Теперь она с нескрываемым удовольствием ела маслины. Кафе было довольно пристойным, и потому маслины были пухлые и без косточек. От излучины к излучине неторопливо текла спокойная, равнинная музыка – молодежь, случайно знал Кашинский, называет такие мелодии «медляками». Впрочем, вероятно, это выражение тоже успело устареть с той поры, когда Кашинский его услышал, и ныне следовало говорить как-то иначе. Вероятно, эта женщина знала, как.
– Конечно, что-то было. Только, Кира, очень, очень давно. Молодость… – с мужественной печалью говорил Кашинский. – Я-то думал, как это здорово, как славно, что меня любят просто так. Не за то, что я деньги в дом тащу, не за то, что я сопли чадам подтираю денно и нощно, – просто за то, что я, оказывается, вот такой замечательный сам по себе. Ведь из того, что меня любят просто так, очевидно следует то, что я замечателен сам по себе. Логика! Смешно, правда? Но, что греха таить, от этого и сил прибавлялось, и ума, и вдохновения…. Свинство природы в том, что от этого действительно становишься немножко замечательнее!
Они впервые были вместе так непринужденно и неторопливо. Собственно, это вообще была лишь их четвертая встреча, и Кашинскому стоило больших усилий решиться позвать эту женщину поужинать. Но так хотелось, чтобы они наконец перестали быть случайными знакомыми, фактически – до сих пор совсем чужими.
И он решил быть абсолютно откровенным, насколько это возможно. Он решил, что сегодня решится все. И потому нельзя было кривить душой; если какие-то связи завяжутся, они должны завязаться между правдой и правдой, а не между приукрашенными образами. Ведь связи между макияжем и макияжем распадаются, стоит только случайному дождю смыть косметику.
И вот он раздевался, а она слушала и понимала его с полуслова. Он был в этом уверен.
Только про Бероева нельзя было рассказать.
– А вот однажды я всей шкурой вдруг понял, что любят-то просто в ожидании, когда я брошу распускать свой не Бог весть какой яркий хвост и потащу наконец получку в дом, и начну родившимся наконец-то детям подтирать сопли. И все! Ни за какие там замечательные мои качества!
– Вадим, простите, – перебила она.
Она говорила ему «вы». За одно это он готов был целовать ей туфли. Она смотрела на него мягко и участливо, как мама. И чуть улыбалась.
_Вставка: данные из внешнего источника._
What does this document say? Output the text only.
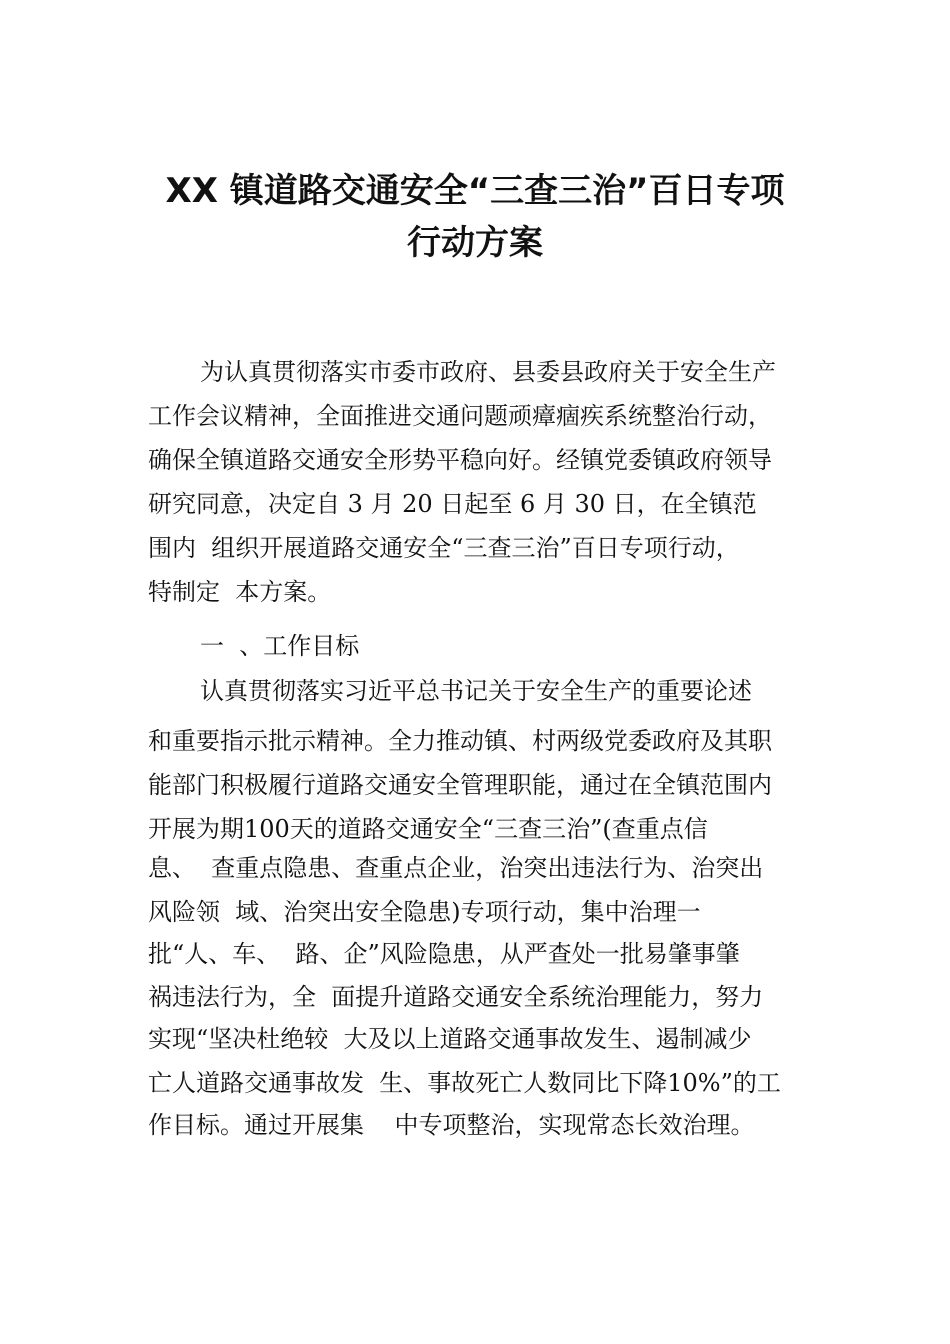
XX 镇道路交通安全“三查三治”百日专项
行动方案
为认真贯彻落实市委市政府、县委县政府关于安全生产
工作会议精神，全面推进交通问题顽瘴痼疾系统整治行动，
确保全镇道路交通安全形势平稳向好。经镇党委镇政府领导
研究同意，决定自 3 月 20 日起至 6 月 30 日，在全镇范
围内  组织开展道路交通安全“三查三治”百日专项行动，
特制定  本方案。
一  、工作目标
认真贯彻落实习近平总书记关于安全生产的重要论述
和重要指示批示精神。全力推动镇、村两级党委政府及其职
能部门积极履行道路交通安全管理职能，通过在全镇范围内
开展为期100天的道路交通安全“三查三治”(查重点信
息、  查重点隐患、查重点企业，治突出违法行为、治突出
风险领  域、治突出安全隐患)专项行动，集中治理一
批“人、车、  路、企”风险隐患，从严查处一批易肇事肇
祸违法行为，全  面提升道路交通安全系统治理能力，努力
实现“坚决杜绝较  大及以上道路交通事故发生、遏制减少
亡人道路交通事故发  生、事故死亡人数同比下降10%”的工
作目标。通过开展集    中专项整治，实现常态长效治理。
– В этом не было ничего унизительного для вас, поверьте женщине. Ведь ждали все-таки вас! Не кого-то вообще. Не десятерых одновременно, по принципу кто-то да поймается. Вас, вы сами сказали. А это уже немало.
Он покачал головой. Он очень старался быть искренним; но он не умел. Он хотел говорить правду – но понятия не имел, какова она на самом деле. Как поведать её, чтобы и не приукрашивать себя, и не впадать в самоуничижение? Приукрашивать было нельзя – Кашинскому впервые за много лет хотелось, чтобы эта юная женщина общалась именно с ним, а не с размалеванным рукою льстивого чучельника комком стареющего белка о двух ногах. Он устал притворяться лучше себя. Но ведь и возводить напраслину на себя было сейчас нелепо!
– Кира, наверное, я поначалу вполне мог бы стать и заботливым мужем, и заботливым отцом. Что я, не человек? И получку бы носил, и сопли бы вытирал. Но однажды до меня дошло с ужасающей какой-то, знаете, ясностью: меня никогда не любят и только всегда хотят замуж.
Потому теперь на замужних потянуло, подумала Кира. Словно порыв ветра, налетела неприязнь. И, словно порыв ветра, улетела. То, что он рассказывал ей все это, было знаком беспредельного, почти детского доверия, а такое доверие нельзя обмануть. В том числе – обмануть неприязнью. Нет, нет, я не должна. Он хороший, но ему очень не повезло смолоду, в этом все дело.
И пахло от него прохладно и чисто.
Она чувствовала себя очень виноватой перед ним. Словно она совершила подлость.